The French media stated that the wave of protests and riots in the country has resurged since the beginning of January, after President Macron made a tough statement against the “yellow vests” movement. Interior Minister Christophe Castaner said that, on January 5 alone, about 50,000 people participated in protests nationwide to criticise and call on President Macron to resign. The demonstrations turned violent when protesters marched into central Paris, throwing projectiles at the police, burning multiple cars and barricades, and smashing the office of the French government spokesperson. Over the weekend, the police had to arrest and interrogate 244 people throughout France, 156 of whom were in Paris, for “joining in groups plotting violent action”, “carrying prohibited weapons”, and “violence against security personnel”.
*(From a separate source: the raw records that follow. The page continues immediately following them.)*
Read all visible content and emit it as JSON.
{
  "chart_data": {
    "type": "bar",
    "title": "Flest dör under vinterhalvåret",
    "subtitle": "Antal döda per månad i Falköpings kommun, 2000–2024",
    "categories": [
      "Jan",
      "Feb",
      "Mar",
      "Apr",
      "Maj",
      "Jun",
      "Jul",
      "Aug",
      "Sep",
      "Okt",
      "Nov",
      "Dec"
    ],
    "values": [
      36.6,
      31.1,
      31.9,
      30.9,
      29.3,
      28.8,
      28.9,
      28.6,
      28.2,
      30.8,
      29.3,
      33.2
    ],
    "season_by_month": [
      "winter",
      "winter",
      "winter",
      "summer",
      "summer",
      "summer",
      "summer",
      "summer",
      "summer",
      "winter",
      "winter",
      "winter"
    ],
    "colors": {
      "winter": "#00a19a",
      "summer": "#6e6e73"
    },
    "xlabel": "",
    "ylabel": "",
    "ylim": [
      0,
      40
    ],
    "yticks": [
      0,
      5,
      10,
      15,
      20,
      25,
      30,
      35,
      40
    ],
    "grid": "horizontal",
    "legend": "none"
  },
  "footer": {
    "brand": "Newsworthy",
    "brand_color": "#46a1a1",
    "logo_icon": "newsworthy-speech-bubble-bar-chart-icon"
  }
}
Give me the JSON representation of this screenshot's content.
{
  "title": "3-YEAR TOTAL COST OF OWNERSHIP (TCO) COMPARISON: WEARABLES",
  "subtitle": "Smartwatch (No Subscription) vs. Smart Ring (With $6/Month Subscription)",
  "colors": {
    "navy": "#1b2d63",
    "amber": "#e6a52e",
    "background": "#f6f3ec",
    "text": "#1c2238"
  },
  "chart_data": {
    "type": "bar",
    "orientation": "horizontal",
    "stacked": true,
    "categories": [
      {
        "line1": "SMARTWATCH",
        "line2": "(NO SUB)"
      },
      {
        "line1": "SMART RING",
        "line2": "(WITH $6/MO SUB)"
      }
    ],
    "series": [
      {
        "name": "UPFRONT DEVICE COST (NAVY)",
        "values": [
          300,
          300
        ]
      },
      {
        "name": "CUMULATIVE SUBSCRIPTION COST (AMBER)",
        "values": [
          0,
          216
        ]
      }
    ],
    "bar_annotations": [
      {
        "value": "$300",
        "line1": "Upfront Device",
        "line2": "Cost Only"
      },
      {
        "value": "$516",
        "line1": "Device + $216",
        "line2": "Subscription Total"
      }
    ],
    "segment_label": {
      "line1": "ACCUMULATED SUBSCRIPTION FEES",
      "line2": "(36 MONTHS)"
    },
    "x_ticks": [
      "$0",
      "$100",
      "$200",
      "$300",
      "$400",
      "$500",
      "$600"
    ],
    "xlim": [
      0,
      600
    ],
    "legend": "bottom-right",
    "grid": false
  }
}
Thus far, the “yellow vests” protests in France have entered their ninth week, causing serious security instability and significant damage to the French economy. Since the phenomenon began in mid-November 2018, as many as 10 people have been killed and more than 1,600 have been injured at the venues blocked by the protesters in “yellow vests”. Last week, the French government had to mobilise over 80,000 police officers and gendarmerie, together with 14 armored vehicles, to prevent riots. Business activities in certain areas of Paris were heavily affected, while the Christmas sales of many firms plunged by millions of euros. France’s trade, tourism and investment sectors are and will be “victims” of riots this year.

Remarkably, the aforementioned “yellow vests” demonstrations seem to “have no signs of ending”, because they still continue even when President Macron has made several policy concessions, as required by the majority of the people. The French press cited analysts and many French people as saying that the protests are being abused by a number of political parties, gradually distorted, and aimed at large businesses.

What worries the European Union (EU) at present is that the protests and riots in France are creating a “spillover effect” and are tending to spread to many other European countries. Last weekend, a major demonstration, which was the same as the “yellow vests” movement in France, also took place in London, the United Kingdom, with hundreds of participants. The protesters marched along the central streets before gathering at Trafalgar Square to oppose the government’s austerity policies and demand a general election. Similar protests have broken out since November 2018 and are posing security challenges for the UK in the context of being just over two months away from leaving the EU. Previously, the “yellow vest” protest movement, originating from France, had also spread to a variety of countries such as Austria, Turkey, Italy and Portugal. In the Portuguese capital of Lisbon, hundreds of protesters demanding tax cuts poured down the streets, causing traffic interruptions.

The aforementioned protests all have one thing in common that they are inspired by the “yellow vests” movement in France and the protesters are dissatisfied and opposed to the government’s current policies. However, what’s most worrying is that the wave of protests has already been and is at risk of being abused by certain political parties to create divisions and long-term security and political turmoil, and hinder economic growth. Therefore, this is a “ferocious wave” that the EU leaders in general and each EU member state in particular need to be especially vigilant of and seek to resolve the disagreements in order to minimise the risk of the protests turning into long-term riots before it’s too late.